Meeting Donna Coe...

Report on the Memorial Service held at CAROLINES COMEDY CLUB, New York City, on Sunday, July 12, by Stu Hamstra.

I never knew Donna Coe, until today.

Of course, I knew who she was. I had seen her dozens of times. We saw many of the same cabaret shows, and I often sat just one table over from her. But we never actually met - at least we never had a chance to speak to each other.

Until today.

This afternoon about a hundred or so of her friends gathered at CAROLINES COMEDY CLUB to hold a memorial service for Donna Coe. She had been the comedy and cabaret reviewer at the NEW YORK POST from 1991 through 1995, and the comedy columnist for the NY DAILY NEWS from 1995 through March of 1998. From 1994 until her death a few weeks ago, she was a comedy columnist for the trade publication BACK STAGE. I read her various columns faithfully - everyone who reviews shows reads what other write. Keeps us alert, and lets us see what others think about what we have seen. But I never really met this lady.

Until today.

My dad once told me that it didn't matter what we have inscribed on our tombstones. It is what people remember us for that lives on after we die. About a dozen of Donna's friends spoke today about their memories of her, and through them I met Donna Coe, because through them she lives on. Her untimely death really didn't affect me too much. Until today.

Her husband, Jim Tatum, spoke briefly, reading an obituary written by a member of an improv group that Donna encouraged. Donna and Jim were married just a few days before she died. Comic Jane Stroll also spoke about the ways that Donna was a friend and a critic, encouraging her in her career. BACK STAGE Editor-in-Chief Sherry Eaker spoke about Donna's keen insight and writing skills, and how her reviews were nearly always constructive. She spoke of Donna's passion for comedy and her love for the performers she wrote about.
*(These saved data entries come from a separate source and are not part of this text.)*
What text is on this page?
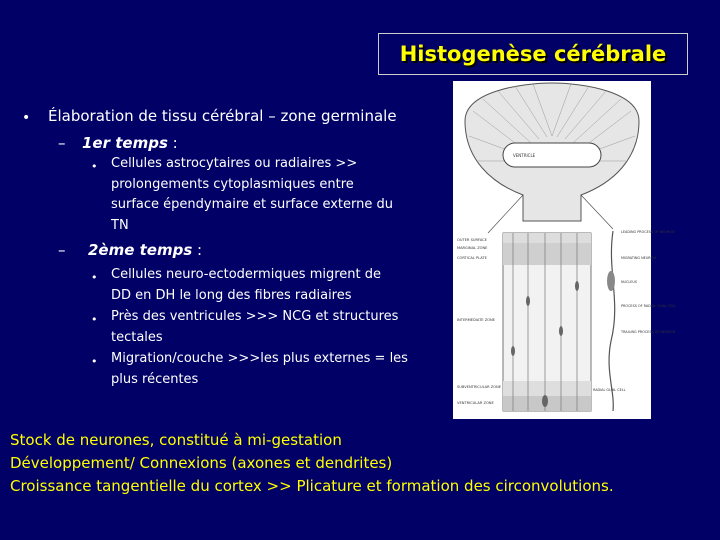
Histogenèse cérébrale
• Élaboration de tissu cérébral – zone germinale
– 1er temps :
• Cellules astrocytaires ou radiaires >>
prolongements cytoplasmiques entre
surface épendymaire et surface externe du
TN
– 2ème temps :
• Cellules neuro-ectodermiques migrent de
DD en DH le long des fibres radiaires
• Près des ventricules >>> NCG et structures
tectales
• Migration/couche >>>les plus externes = les
plus récentes
VENTRICLE
OUTER SURFACE
MARGINAL ZONE
CORTICAL PLATE
INTERMEDIATE ZONE
SUBVENTRICULAR ZONE
VENTRICULAR ZONE
LEADING PROCESS OF NEURON
MIGRATING NEURON
NUCLEUS
PROCESS OF RADIAL GLIAL CELL
TRAILING PROCESS OF NEURON
RADIAL GLIAL CELL
Stock de neurones, constitué à mi-gestation
Développement/ Connexions (axones et dendrites)
Croissance tangentielle du cortex >> Plicature et formation des circonvolutions.
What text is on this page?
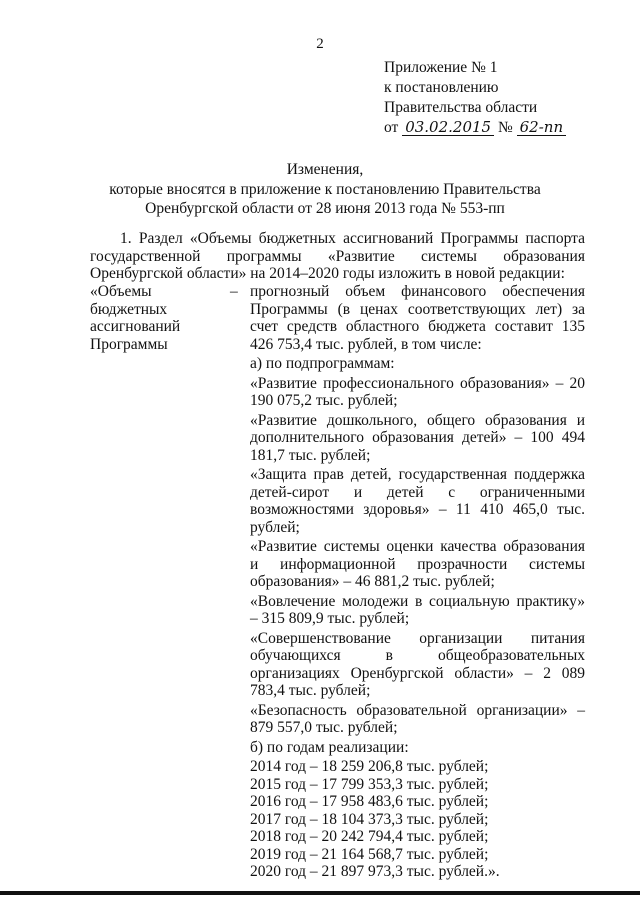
2
Приложение № 1
к постановлению
Правительства области
от 03.02.2015 № 62-пп
Изменения,
которые вносятся в приложение к постановлению Правительства
Оренбургской области от 28 июня 2013 года № 553-пп
1. Раздел «Объемы бюджетных ассигнований Программы паспорта государственной программы «Развитие системы образования Оренбургской области» на 2014–2020 годы изложить в новой редакции:
«Объемы бюджетных ассигнований Программы
– прогнозный объем финансового обеспечения Программы (в ценах соответствующих лет) за счет средств областного бюджета составит 135 426 753,4 тыс. рублей, в том числе:

а) по подпрограммам:

«Развитие профессионального образования» – 20 190 075,2 тыс. рублей;

«Развитие дошкольного, общего образования и дополнительного образования детей» – 100 494 181,7 тыс. рублей;

«Защита прав детей, государственная поддержка детей-сирот и детей с ограниченными возможностями здоровья» – 11 410 465,0 тыс. рублей;

«Развитие системы оценки качества образования и информационной прозрачности системы образования» – 46 881,2 тыс. рублей;

«Вовлечение молодежи в социальную практику» – 315 809,9 тыс. рублей;

«Совершенствование организации питания обучающихся в общеобразовательных организациях Оренбургской области» – 2 089 783,4 тыс. рублей;

«Безопасность образовательной организации» – 879 557,0 тыс. рублей;

б) по годам реализации:

2014 год – 18 259 206,8 тыс. рублей;

2015 год – 17 799 353,3 тыс. рублей;

2016 год – 17 958 483,6 тыс. рублей;

2017 год – 18 104 373,3 тыс. рублей;

2018 год – 20 242 794,4 тыс. рублей;

2019 год – 21 164 568,7 тыс. рублей;

2020 год – 21 897 973,3 тыс. рублей.».
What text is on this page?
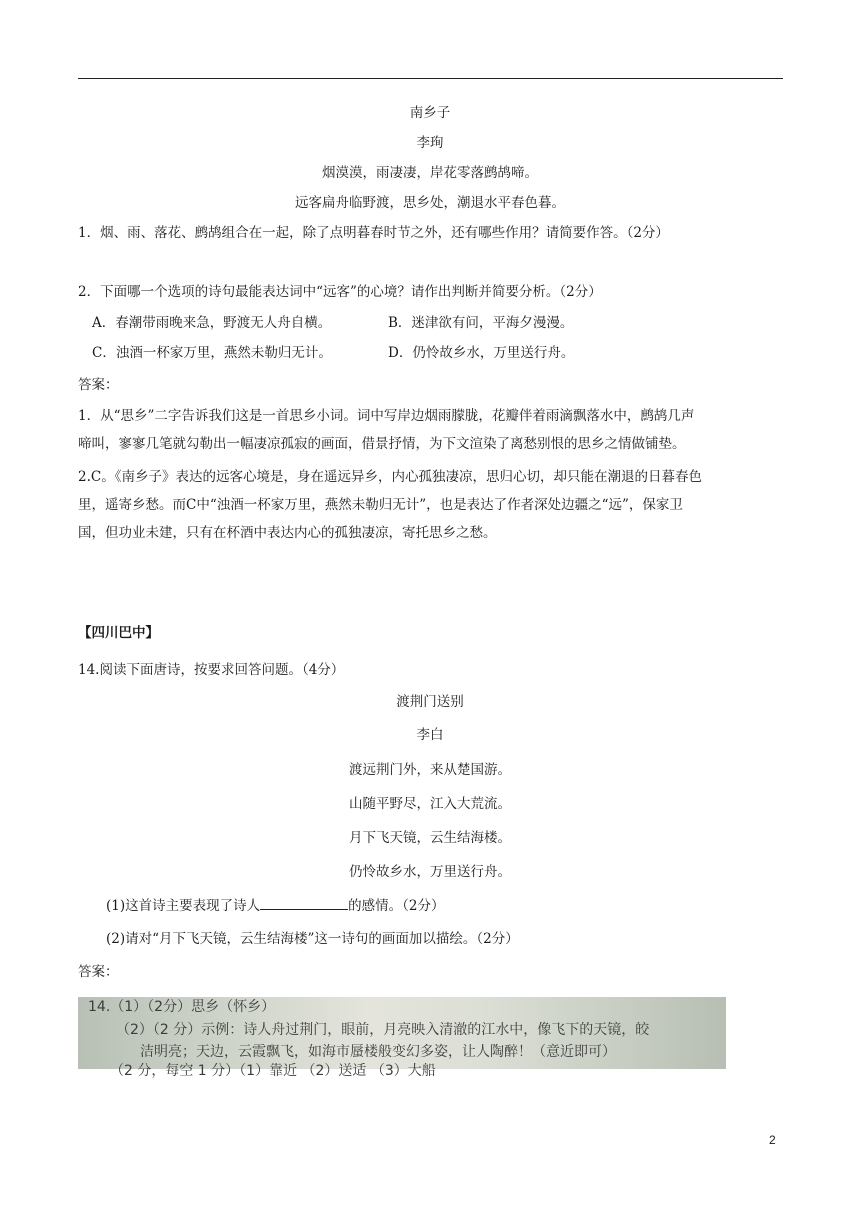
南乡子
李珣
烟漠漠，雨凄凄，岸花零落鹧鸪啼。
远客扁舟临野渡，思乡处，潮退水平春色暮。
1．烟、雨、落花、鹧鸪组合在一起，除了点明暮春时节之外，还有哪些作用？请简要作答。（2分）
2．下面哪一个选项的诗句最能表达词中“远客”的心境？请作出判断并简要分析。（2分）
A．春潮带雨晚来急，野渡无人舟自横。	B．迷津欲有问，平海夕漫漫。
C．浊酒一杯家万里，燕然未勒归无计。	D．仍怜故乡水，万里送行舟。
答案：
1．从“思乡”二字告诉我们这是一首思乡小词。词中写岸边烟雨朦胧，花瓣伴着雨滴飘落水中，鹧鸪几声
啼叫，寥寥几笔就勾勒出一幅凄凉孤寂的画面，借景抒情，为下文渲染了离愁别恨的思乡之情做铺垫。
2.C。《南乡子》表达的远客心境是，身在遥远异乡，内心孤独凄凉，思归心切，却只能在潮退的日暮春色
里，遥寄乡愁。而C中“浊酒一杯家万里，燕然未勒归无计”，也是表达了作者深处边疆之“远”，保家卫
国，但功业未建，只有在杯酒中表达内心的孤独凄凉，寄托思乡之愁。
【四川巴中】
14.阅读下面唐诗，按要求回答问题。（4分）
渡荆门送别
李白
渡远荆门外，来从楚国游。
山随平野尽，江入大荒流。
月下飞天镜，云生结海楼。
仍怜故乡水，万里送行舟。
(1)这首诗主要表现了诗人	的感情。（2分）
(2)请对“月下飞天镜，云生结海楼”这一诗句的画面加以描绘。（2分）
答案：
14.（1）（2分）思乡（怀乡）
（2）（2 分）示例：诗人舟过荆门，眼前，月亮映入清澈的江水中，像飞下的天镜，皎
洁明亮；天边，云霞飘飞，如海市蜃楼般变幻多姿，让人陶醉！（意近即可）
（2 分，每空 1 分）（1）靠近 （2）送适 （3）大船
2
Singer Keith Crescente, who knew Donna from their college days together at the University of Miami, sang a song that they had written together - "Please Come Out of the Bathroom Blues," a delightful comic number. Joe Dougherty, a friend for over 20 years, spoke of his collaboration with Donna in writing a TV sit-com pilot. And MAC President Jamie deRoy talked about the love for cats that she and Donna shared, as well as the many late night conversations.

Comic Jeffrey Ross spoke of Donna's encouragement as well, and how every comedian in the city turned to the DAILY NEWS each Friday to check her comedy picks. Another long-time friend, Adrianne Tolsch, first read notes from Angela LaGreca and Julie Halston, two more people that Donna touched with her kindness and encouragement, following with stories of her own experiences. Lisa Asher sang "Let the Mystery Be" (with Jeff Waxman at the piano) and recalled how even though she was a cabaret performer, Donna managed to plug her shows in her comedy columns.

John Fugelsang, currently a V-Jay on cable channel VH-1 and co-host of ABC-TV's FUNNIEST HOME VIDEOS show, told a touching tale of how Donna spent an entire day with him, building his courage after he "bombed" on opening night at the Aspen Comedy Festival, giving him the strength to try again. And finally, another dear friend of 22 years, Beverly Mickins, gave us some wonderful insights on how much Donna meant to the people whose lives she touched.

Through these folks I got to meet Donna Coe. I learned about her passion for dark chocolate ice cream, her cats, her late night phone calls and e-mails. I learned the she was a member of MENSA, a stand-up comic when there were just 3 comedy clubs in NYC, and her faithfulness to friends. I found out, for the very first time, that the uniqueness of her personality extended even to the physical - her eyes were of different colors! I learned about her adiction to coffee, her habit of arriving late, and her mastery of the art of conversation.

And I saw a brief video of Donna being Donna, having fun in a shopping mall, at an amusement park, and even feeding a family of squirrels and hugging her cats.

I finally got to meet Donna Coe today, and I found that I like her very much. So now I share the grief of all those who have known her far longer than I - but maybe more so, since I never had the joy to know her when she was alive.